É tão difícil caminhar, quando uma estrada não está mais lá. E ter que construir o próprio chão com as incertezas. Eu podia ser otimista, pensar que tudo que foi dor um dia, no outro poderia me reinventar. Entretanto, nada além do lógico e realista futuro embargava minha mente.

Era estranho pensar nas reviravoltas que a vida pode dar. Aquele calendário não saia da minha mente, um ano e meio era o tempo aproximado que aquela lembrança concretizou-se. Agosto do ano passado era a data marcada. Um ano e meio para Bellamy se aproximar e me convencer de que tudo não passava de uma coincidência. Um ano e meio e o meu destino havia sido traçado.

Meu maior medo não era saber que morreria a qualquer momento, e sim saber que Lexa havia previsto minha morte com o apoio de Bellamy. Não é preciso ser um médico formado para perceber que meu corpo reagia ao pânico de minha realidade. Tive que usar de todas as forças para não surtar outra vez. Eu só precisava de um abraço para me sentir um pouco segura, alguns segundos do calor do amor para fugir do meu constante pesadelo.

—Se contar pra um amigo, talvez se sinta mais leve. Eu sei que algo está acontecendo, não foi por acaso que estou neste quarto de hospital. —Monty acolheu-me em seus braços, tomando cuidado com o gesso e os hematomas.

—Meu pai disse que quando nos mudássemos para cá, tudo ficaria melhor. E por um tempo as coisas, realmente, ficaram. —Prendi o ar tentando me concentrar. —Agora é como se tudo desmoronasse... —Sussurrei.

A porta do quarto foi aberta bruscamente e de repente todo entorpecimento de segurança que eu senti se esvaiu. Monty e eu olhamos assustados, como se meu medo estivesse sendo dividido com ele.

—A recepcionista avisou que te viu. Como as enfermeiras deixaram que você entrasse, filha? —Dr(a) Abby Griffin indicava no crachá preso no jaleco.

Minha mãe acendeu a luz, e rapidamente eu passei a mão no rosto, tentando não parecer tão vermelha. Eu estava muito mal? Sim, eu estava. Meu medo havia transpassado a escala mental e chegado à escala física. Senti meu corpo esquentar ao ponto de parecer que iria derreter, mas não podia mostrar a ela.

—Vim vê-lo. —Levantei calmamente e me afastei da cama.

—Ain meus amores, sei que de ontem para hoje muita coisa aconteceu. Sei que estão assustados, mas o doutor que acompanha o seu quadro, ele disse que terá alta amanhã.
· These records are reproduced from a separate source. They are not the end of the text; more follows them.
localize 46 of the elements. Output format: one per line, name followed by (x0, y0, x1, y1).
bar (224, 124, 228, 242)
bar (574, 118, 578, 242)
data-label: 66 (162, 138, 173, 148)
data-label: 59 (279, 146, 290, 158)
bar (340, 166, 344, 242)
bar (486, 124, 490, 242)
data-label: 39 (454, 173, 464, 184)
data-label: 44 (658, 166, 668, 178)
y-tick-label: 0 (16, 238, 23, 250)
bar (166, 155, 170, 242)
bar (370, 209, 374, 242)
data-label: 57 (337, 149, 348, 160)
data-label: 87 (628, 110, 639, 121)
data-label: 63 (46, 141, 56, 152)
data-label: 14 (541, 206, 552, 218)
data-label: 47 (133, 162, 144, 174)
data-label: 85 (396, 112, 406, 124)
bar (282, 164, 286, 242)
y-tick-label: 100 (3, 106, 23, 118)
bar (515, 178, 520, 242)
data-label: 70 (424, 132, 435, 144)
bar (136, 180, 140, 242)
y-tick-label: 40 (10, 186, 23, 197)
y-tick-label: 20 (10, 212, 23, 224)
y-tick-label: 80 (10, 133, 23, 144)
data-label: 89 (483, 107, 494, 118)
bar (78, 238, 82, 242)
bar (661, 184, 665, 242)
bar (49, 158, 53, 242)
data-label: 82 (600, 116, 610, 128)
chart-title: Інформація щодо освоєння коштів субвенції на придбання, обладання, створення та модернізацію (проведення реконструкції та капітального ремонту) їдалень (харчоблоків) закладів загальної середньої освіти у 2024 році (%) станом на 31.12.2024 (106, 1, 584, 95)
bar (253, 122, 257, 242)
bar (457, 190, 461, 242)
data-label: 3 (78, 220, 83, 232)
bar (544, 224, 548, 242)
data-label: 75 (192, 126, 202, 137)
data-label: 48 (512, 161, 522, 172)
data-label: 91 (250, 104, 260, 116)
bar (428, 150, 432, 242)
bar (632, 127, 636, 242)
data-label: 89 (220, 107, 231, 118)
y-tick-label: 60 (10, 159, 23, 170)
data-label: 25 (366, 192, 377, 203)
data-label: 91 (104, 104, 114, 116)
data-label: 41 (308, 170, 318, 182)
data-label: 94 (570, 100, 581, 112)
—Clarke veio me fazer companhia. —Monty me olhou piedosamente, como se pedisse que eu desabafasse antes de partir.

—Na verdade, eu passei num restaurante e comprei uma comida mexicana... Vou para casa esquentar e jantar.

—É melhor descansar, querida. Amanhã eu te ligo quando ele for sair. —Ela olhou carinhosamente para nós, e Monty sorriu com a notícia.

—Eu vou. —Optei por não me aproximar dele e disfarcei dando passos rápidos até a porta, acenando levemente.

Assim que sai, também tentei evitar contato com minha mãe, que vinha logo atrás fechando a porta, junto ao silencio que se instalara no corredor.

—Onde esteve? —Ela perguntou.

—Já disse... —Olhei para o chão, incomodada. —Fui com a namorada do Jasper comprar comida. Depois deixei ela na sua casa, e voltei pra cá.

—Eu não vou poder ir com você pra casa agora, meu turno vai acabar de manhã. Por favor, tenha cuidado quando chegar. Tranque as portas!

 Minha vontade era de gritar socorro, implorar ajuda. No entanto, eu sabia que o alarde pioraria as coisas. Minha mãe estendeu a mão querendo tocar em meu rosto, porém, me esquivei tentando impedi-la de sentir minha febre repentina.

—Nem todo mundo vai morrer num assalto como o papai. Eu sei me cuidar, não precisa se preocupar. —Menti.

Sem esperar por uma resposta, dei as costas e avancei o mais rápido que pude. Meu coração estava acelerado e eu sabia do que precisava ingerir no momento, e não tinha nada a ver com alimentos.

•••

Tranquei a porta e corri para meu quarto. A janela batia com o vento, mas não me importei com o barulho, apenas puxei minha velha caixa debaixo da cama. Baguncei todos os papeis de desenho em cima do lençol, e tirei o fundo falso na expectativa de encontrar o que estava procurando.

O ano havia começado bem. Afirmei para meio mundo que não precisava mais deles, que tudo tinha passado e meu psicólogo convenceu-se da minha certeza. Porém, lá estava... minha intima cartela de comprimidos, bem na palma da minha mão.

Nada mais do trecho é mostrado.